理科と社会に関しても、Fさんは特に強みではありません。ただ、文理総合科の理科や社会はそんなに難易度も高くありませんし、「応用テキストに長期間チャレンジする」といった行動が不要です。
その分は数学と英語に対して時間を注ぎ込むことができるので、副教科に偏っていたFさんにとっては受験しやすい高校であったといえます。
これは山城文理総合に限らず、合格者の声を聞くと「志望校以外の高校の過去問をやっておいてよかった」と教えてくれることが多いです。
例えば山城文理総合科を狙う受験生の皆さんは、まずは公立普通科と文理総合の過去問は最優先とした上で、
- 桃山自然科学
- 紫野アカデミア
あたりはしっかり解いておき、余裕があったり楽しくなってきたら
- 堀川探究
- 嵯峨野こすもす
- 西京エンタープライジング
などの難関高校の問題も解いておきましょう。
Fさんはそんなに余裕はありませんでしたが、桃山自然科学と紫野アカデミアの気になった問題はつまんで解いてみて、解説を受けてくれていました。
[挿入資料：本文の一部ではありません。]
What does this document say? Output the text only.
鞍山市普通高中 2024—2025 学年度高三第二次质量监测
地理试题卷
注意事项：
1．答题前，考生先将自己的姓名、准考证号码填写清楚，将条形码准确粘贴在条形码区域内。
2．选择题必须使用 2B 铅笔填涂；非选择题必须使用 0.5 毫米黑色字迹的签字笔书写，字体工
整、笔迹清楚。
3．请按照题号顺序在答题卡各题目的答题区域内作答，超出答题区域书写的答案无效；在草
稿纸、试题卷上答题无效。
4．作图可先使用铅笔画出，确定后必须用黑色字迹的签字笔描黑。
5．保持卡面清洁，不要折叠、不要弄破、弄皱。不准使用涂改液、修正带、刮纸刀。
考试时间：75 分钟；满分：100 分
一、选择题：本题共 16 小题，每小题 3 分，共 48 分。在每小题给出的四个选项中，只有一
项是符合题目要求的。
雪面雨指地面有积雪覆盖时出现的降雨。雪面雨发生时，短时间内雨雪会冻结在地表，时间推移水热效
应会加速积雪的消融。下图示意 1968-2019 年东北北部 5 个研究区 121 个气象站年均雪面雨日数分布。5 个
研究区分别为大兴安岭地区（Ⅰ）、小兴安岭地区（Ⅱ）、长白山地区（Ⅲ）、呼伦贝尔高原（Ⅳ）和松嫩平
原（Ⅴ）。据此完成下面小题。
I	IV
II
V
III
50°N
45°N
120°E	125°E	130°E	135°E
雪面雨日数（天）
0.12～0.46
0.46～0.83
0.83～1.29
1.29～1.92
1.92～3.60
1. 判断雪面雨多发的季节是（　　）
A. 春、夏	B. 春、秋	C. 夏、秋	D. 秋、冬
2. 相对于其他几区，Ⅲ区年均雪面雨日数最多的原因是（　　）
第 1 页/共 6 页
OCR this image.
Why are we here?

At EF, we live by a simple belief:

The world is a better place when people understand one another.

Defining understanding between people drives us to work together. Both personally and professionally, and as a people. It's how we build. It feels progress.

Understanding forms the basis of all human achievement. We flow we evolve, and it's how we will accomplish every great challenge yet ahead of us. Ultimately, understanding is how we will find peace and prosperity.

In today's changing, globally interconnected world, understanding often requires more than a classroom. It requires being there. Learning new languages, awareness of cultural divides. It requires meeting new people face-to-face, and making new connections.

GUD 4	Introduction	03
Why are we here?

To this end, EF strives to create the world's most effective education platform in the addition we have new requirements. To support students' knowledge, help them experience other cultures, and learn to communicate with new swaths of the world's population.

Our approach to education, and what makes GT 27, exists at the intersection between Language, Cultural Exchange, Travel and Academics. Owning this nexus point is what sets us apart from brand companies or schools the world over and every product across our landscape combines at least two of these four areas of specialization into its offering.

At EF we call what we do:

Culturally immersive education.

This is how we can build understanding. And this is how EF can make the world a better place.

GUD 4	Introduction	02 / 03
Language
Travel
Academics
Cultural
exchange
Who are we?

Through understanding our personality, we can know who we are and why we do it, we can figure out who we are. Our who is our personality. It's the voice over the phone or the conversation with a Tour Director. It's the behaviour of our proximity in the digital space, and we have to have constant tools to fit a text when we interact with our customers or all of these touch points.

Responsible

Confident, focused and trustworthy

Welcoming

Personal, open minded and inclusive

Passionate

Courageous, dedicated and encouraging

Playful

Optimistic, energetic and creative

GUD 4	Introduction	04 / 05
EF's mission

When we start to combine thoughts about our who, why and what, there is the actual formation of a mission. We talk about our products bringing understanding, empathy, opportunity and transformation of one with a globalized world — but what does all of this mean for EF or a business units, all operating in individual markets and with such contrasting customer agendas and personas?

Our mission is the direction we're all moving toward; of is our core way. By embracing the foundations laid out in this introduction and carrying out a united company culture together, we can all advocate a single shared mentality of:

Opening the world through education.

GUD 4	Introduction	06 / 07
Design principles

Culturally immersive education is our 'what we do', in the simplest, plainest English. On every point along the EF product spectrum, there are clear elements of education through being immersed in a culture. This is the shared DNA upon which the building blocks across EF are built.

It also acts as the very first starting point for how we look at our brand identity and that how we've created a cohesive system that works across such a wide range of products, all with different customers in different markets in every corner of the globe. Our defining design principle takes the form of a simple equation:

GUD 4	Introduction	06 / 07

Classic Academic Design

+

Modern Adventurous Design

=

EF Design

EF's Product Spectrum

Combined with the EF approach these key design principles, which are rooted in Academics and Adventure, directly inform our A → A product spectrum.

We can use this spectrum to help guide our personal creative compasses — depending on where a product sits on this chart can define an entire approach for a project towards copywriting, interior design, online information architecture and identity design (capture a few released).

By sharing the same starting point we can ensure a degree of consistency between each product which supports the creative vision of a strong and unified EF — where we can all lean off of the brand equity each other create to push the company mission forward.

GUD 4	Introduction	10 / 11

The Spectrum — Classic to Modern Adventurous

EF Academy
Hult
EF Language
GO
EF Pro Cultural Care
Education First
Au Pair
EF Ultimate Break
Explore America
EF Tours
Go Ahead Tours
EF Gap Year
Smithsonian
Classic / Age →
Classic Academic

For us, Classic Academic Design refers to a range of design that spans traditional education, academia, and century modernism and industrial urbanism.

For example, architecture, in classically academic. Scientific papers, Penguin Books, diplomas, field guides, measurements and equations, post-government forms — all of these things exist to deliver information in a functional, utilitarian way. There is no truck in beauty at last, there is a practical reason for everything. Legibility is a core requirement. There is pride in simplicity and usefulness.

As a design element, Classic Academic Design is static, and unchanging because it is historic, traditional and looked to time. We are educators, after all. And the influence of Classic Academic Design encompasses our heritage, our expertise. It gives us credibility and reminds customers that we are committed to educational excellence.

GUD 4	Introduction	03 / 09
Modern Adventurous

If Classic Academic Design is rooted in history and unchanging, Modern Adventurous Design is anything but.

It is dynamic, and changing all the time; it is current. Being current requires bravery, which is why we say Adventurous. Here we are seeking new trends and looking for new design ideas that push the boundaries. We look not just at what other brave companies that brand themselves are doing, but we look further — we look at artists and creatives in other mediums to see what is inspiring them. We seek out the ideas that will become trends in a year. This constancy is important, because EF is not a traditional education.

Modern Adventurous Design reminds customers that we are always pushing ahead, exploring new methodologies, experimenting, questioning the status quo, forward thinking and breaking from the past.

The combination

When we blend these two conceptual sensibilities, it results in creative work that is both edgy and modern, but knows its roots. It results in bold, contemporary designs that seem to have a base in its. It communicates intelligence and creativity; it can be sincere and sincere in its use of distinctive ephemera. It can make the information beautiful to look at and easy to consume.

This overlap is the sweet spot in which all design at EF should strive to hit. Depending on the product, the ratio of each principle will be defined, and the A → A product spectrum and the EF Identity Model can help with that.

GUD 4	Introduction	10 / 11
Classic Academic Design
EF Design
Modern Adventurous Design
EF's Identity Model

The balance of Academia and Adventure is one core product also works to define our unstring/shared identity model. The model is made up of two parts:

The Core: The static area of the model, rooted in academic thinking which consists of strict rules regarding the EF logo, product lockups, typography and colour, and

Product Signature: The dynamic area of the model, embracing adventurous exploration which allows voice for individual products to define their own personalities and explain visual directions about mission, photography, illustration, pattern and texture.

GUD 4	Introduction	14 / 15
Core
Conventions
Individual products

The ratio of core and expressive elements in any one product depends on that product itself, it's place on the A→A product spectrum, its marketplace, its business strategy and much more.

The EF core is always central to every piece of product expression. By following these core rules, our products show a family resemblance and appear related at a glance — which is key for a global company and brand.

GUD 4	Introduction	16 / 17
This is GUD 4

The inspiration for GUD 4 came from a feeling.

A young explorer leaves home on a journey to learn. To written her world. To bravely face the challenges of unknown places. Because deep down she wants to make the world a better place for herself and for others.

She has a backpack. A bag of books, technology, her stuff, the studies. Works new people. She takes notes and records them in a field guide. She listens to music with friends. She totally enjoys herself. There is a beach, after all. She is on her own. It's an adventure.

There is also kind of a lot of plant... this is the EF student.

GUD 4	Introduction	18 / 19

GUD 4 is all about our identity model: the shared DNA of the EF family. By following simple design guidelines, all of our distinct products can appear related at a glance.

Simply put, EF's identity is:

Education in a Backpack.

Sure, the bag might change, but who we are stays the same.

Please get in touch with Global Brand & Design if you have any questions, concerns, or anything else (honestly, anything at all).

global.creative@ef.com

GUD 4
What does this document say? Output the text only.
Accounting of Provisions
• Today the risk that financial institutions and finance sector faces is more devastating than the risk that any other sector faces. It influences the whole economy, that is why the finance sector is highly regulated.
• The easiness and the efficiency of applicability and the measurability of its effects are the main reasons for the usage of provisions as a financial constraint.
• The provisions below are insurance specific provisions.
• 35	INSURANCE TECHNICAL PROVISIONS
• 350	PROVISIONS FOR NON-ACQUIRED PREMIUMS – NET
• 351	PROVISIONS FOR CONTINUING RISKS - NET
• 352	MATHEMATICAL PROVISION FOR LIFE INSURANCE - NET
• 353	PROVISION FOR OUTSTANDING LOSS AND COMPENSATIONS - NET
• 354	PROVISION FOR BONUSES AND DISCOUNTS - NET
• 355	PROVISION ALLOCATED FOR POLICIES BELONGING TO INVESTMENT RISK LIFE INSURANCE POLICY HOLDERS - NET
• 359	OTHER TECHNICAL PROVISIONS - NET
Fさんは実際の学力検査にて、下記のような点数を取得しました。
数学 | 英語 | 国語 | 理科 | 社会 | 合計 |
---|---|---|---|---|---|
72/100 | 70/100 | 52/100 | 31/50 | 28/50 | 253/400 |
国社理が多少難しく感じて苦しむ展開になりましたが、数学でなんとかカバーした結果となりました。文理総合なので数学はじっくり読ませる問題が多くて普通科より難易度は上がる中、積極的に対策してくれたことが功を奏した形です。
数学 | 英語 | 国語 | 理科 | 社会 | 合計 | |
---|---|---|---|---|---|---|
目標 | 55/100 | 70/100 | 70/100 | 30/50 | 35/50 | 260/400 |
結果 | 72/100 | 70/100 | 52/100 | 31/50 | 28/50 | 253/400 |
もともと副教科の成績の方が高かったので、「文理総合の、特に数学と英語に対してしっかり対処できるのか」がもっとも大きな懸念事項でした。しかし中2以降では良く目的意識を持って頑張ってくれたため、少なくとも数学と英語に関しては、入塾当初では考えにくいほどの点数を取ってくれました。
学力検査 | 報告書 | 合計 |
---|---|---|
253/400 | 78/100 | 331/500 |
結局総合点では331点、無事文理総合に合格することができました。1年生時点では、学校の成績(報告書)の点数で遅れを取っていましたが、受験までにじっくりと基礎学力の向上に努めてくれたことが大きな勝因です。余裕のある合格ではありませんでしたが、なんとか最後まで力を尽くしてくれたと思います。
Fさんのケースから学べることをまとめます。
- 副教科に偏った成績であっても合格できる
- 主要教科が平凡な評定であっても、対策次第で学力検査7割は不可能ではない
Fさんが受験した山城高校の文理総合科は、人気があって受験ハードルとしては程よい高さです。9教科ではオール4ほどあれば、受験を前向きに考え、対策に入って問題ありません。